The new report can help predict an institution’s graduation rate by considering factors like the emotional health of students, whether students are working full time while they are in college, and whether a student is among the first in his or her family to attend college.  

“In order to actually improve degree completion rates at an institutional, as well as state and national level, the focus needs to be squarely on creating conditions for success for all students who begin college,” the report says.

Other findings in the report:

  • Only 32.9 percent of men earn a degree in four years, while the percentage for women is 43.8. The gap shrinks to 5.5 percentage points at the end of the sixth year.
  • First-generation college students earn a degree at the rate of 27.4 percent after four years, while students whose parents have college degrees have a graduation rate of 42.1 percent.
  • Asian American and white students had the highest four-year graduation rates, at 44.9 percent and 42.6 percent respectively.
  • Degree-attainment rates remain is the highest at private universities; the lowest numbers come from public four-year colleges.

Data from the survey shows that overall graduation rates in colleges and universities went up by about 2.5 percent when compared to similar data from 10 years ago.

The successes of the private universities is directly related to the quality of students they enroll. This is because private colleges are more likely than publics to admit students with educational and socioeconomic backgrounds that make it likely they will graduate. “And, though public institutions have lower overall graduation rates, they are having relatively more success in moving the students they enroll towards graduation,” the report stated.

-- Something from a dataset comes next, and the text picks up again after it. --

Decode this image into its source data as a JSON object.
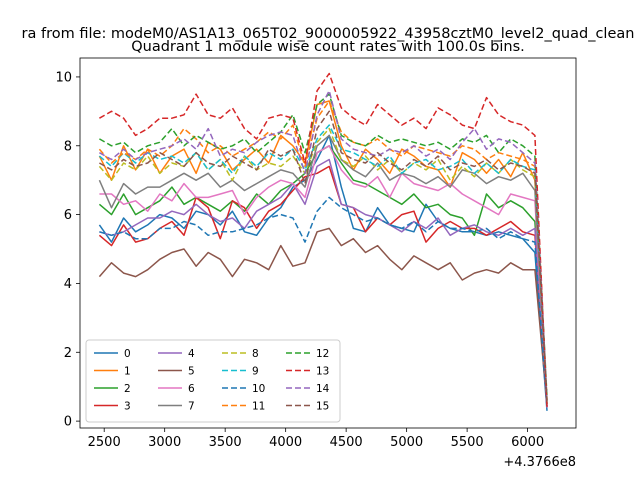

Andrew Zehner, assessment and data analyst at the division of student affairs at Purdue University,  said that the CIRP data help colleges learn more about the characteristics of students. Purdue has a freshman retention rate of about 90 percent, but in order to raise that, university officials might need to know more about students who are not being retained. Though institutional data can help answer many of these questions, the new survey probes deeper.

“It gives you a sense of how committed they are, the commitment to their majors and how they feel living away from homes,” Zehner said, indicating the kind of information available from the survey.